Science

Ending Net Neutrality Could Speed Up America's Science Brain Drain

The editors of Nature take a stand against the FCC's plan.

by Yasmin Tayag
Freegreatpicture.com

The Federal Communications Commission’s threat to eliminate net neutrality has already stoked the ire of teens, users of the internet freehold Reddit, and at least 39 United States senators. Now, the FCC can add the editors of the prestigious science journal Nature to the rapidly growing list of people who are out to stop its proposed plan.

The FCC should probably take their concerns into account, especially in light of a report on Monday that 13 frustrated American scientists, invited by French President Emmanuel Macron to “Make Our Planet Great Again,” are happily ditching the U.S. for the much more science-friendly community in France. Right now, America can’t afford to make conditions any more hostile to the science community, but if the FCC is allowed to go through with ending net neutrality, that’s exactly what’s going to happen.

In an editorial published on Tuesday, the Nature team argued that losing net neutrality could severely harm research by hindering the way scientific data is shared. Because scientists around the world rely on the ability to read and build on each others’ work — all of which they access online — interrupting the flow of information among them could prove to be a serious hindrance, the Nature editorial team writes.

The changes could affect traffic that routes through the United States, which includes plenty from South America, Central America and the Caribbean. So, in theory, terabytes of data sent from telescope arrays in Chile to physicists in Europe could be stuck in the digital slow lane as ISPs prioritize advertising-heavy social-media messages.

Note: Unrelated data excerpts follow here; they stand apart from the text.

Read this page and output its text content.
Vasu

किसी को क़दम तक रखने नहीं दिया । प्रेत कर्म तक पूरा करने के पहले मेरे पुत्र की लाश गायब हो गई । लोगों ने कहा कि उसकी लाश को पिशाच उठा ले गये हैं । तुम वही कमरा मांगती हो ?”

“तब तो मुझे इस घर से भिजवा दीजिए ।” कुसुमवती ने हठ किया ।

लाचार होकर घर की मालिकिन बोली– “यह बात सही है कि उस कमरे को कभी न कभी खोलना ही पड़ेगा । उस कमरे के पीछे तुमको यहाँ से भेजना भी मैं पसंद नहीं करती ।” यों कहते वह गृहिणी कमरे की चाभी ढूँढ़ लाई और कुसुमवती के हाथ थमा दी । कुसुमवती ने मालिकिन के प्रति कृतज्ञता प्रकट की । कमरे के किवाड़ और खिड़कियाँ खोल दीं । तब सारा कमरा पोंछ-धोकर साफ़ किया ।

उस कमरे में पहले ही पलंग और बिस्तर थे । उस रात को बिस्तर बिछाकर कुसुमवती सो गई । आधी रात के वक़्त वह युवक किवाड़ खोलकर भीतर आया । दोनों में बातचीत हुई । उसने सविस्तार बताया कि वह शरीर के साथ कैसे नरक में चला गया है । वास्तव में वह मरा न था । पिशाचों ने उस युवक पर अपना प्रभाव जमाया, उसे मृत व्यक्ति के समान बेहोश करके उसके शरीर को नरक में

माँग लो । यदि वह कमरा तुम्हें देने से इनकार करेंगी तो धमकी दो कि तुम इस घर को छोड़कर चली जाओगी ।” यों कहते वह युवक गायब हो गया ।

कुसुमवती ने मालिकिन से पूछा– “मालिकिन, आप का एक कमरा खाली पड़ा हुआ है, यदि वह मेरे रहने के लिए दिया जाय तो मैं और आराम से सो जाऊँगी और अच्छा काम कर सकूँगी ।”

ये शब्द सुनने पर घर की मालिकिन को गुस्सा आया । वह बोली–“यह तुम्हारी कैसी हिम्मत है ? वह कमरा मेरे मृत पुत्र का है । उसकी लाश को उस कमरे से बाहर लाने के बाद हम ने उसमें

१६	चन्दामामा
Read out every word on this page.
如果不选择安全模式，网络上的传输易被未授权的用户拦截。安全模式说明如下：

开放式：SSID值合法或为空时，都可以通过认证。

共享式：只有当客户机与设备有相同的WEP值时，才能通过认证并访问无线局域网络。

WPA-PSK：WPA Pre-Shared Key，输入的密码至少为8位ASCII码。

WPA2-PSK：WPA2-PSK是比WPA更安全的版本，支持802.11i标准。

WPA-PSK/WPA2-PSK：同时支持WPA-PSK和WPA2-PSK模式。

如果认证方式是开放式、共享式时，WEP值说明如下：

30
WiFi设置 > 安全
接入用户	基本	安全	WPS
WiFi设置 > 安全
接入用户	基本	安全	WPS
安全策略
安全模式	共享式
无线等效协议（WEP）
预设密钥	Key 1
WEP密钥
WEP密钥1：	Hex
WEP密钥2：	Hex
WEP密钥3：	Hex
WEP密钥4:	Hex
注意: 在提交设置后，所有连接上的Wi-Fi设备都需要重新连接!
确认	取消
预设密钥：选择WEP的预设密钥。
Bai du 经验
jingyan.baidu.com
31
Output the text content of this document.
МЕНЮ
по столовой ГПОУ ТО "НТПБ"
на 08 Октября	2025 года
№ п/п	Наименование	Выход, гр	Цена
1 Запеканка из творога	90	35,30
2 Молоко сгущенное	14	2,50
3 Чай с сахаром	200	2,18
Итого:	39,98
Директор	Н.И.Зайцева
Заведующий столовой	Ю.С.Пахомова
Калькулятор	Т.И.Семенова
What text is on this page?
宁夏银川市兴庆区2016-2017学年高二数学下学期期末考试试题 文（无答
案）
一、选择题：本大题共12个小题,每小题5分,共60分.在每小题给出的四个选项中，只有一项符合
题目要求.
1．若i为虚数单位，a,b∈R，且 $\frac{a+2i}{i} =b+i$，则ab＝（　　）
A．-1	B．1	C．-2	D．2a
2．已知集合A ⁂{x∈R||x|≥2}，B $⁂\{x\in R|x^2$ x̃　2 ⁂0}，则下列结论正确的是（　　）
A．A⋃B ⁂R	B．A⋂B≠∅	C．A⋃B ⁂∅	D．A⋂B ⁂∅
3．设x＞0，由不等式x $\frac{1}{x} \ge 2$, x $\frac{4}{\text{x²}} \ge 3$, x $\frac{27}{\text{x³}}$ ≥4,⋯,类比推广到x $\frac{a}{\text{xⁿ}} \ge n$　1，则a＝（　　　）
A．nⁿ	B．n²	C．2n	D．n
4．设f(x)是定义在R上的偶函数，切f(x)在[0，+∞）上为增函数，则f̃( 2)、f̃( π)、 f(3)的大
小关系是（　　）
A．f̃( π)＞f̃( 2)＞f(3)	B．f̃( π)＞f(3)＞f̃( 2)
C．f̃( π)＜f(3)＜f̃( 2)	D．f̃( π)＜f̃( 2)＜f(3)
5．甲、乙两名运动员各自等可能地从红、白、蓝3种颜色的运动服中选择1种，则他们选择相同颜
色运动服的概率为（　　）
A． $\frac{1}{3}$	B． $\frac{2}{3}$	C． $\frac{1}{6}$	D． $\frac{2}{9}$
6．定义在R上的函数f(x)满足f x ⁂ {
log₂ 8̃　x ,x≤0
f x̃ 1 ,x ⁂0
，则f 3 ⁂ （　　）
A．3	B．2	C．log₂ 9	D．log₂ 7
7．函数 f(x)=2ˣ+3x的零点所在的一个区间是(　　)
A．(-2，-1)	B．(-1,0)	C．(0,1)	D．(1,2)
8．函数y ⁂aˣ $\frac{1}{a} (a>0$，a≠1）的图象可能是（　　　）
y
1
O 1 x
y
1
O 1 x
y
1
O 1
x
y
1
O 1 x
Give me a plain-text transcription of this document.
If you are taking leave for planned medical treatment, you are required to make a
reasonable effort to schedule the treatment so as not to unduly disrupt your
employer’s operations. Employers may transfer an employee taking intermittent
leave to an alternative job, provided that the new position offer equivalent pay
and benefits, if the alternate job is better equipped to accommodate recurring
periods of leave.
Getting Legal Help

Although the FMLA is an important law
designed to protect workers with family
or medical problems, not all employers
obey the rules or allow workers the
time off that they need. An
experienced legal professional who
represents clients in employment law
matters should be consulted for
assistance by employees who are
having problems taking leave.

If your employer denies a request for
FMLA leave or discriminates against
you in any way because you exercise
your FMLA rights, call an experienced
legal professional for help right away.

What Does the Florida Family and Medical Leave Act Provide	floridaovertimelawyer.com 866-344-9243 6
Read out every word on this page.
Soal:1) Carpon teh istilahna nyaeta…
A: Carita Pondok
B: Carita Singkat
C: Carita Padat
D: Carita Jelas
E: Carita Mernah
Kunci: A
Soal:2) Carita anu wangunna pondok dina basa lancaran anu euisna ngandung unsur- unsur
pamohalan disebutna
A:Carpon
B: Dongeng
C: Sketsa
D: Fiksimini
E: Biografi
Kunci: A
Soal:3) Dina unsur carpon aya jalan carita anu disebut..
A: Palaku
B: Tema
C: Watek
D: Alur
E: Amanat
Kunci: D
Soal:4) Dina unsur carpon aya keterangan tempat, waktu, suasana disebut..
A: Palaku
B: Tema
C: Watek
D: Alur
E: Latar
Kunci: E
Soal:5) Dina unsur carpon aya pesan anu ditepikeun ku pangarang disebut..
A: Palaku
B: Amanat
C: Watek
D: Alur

Or universities and students, especially those in poorer countries, could face prohibitive access and download fees.

French President Emmanuel Macron has promised American scientists much more research-friendly conditions.

Getty Images / Anthony Kwan

The ability of researchers to access each other’s work is already a controversial issue in the science community, in part due to the prohibitive subscription costs that many journals must maintain to stay afloat. Some open-access publishers exist to mitigate the research-hampering effects of this trend, including the Public Library of Science, the nonprofit open-access publisher that hosts the PLoS journals free of charge. Not surprisingly, PLoS has been very vocal in its support of Net Neutrality in recent months, as the Nature editors point out. Here’s how an official PLoS Blog first published in July summed up the publisher’s stance:

Allowing ISPs to sort traffic based on content, sender and receiver opens the door for corporate and government censorship which would greatly hinder access to scientific information around the globe.

Ending net neutrality may not have as immediate or obvious an effect on scientists as, say, President Donald Trump pulling out of the Paris climate change agreement, but the repercussions of doing so will definitely be felt in the long term — especially if it hands the keys to the U.S. government to censor what sort of data is getting passed around.

We’ve already seen glimpses of what could happen. In recent months, Trump’s administration has repeatedly crushed support of scientific endeavors — by making frequent cuts to the science budget, refusing to use the term “climate change,” and shrinking important environmental reserves — so it’s perhaps not surprising that so many scientists happily jumped ship at Macron’s invitation to “Make Our Planet Great Again.” Losing net neutrality will only push more of them overboard.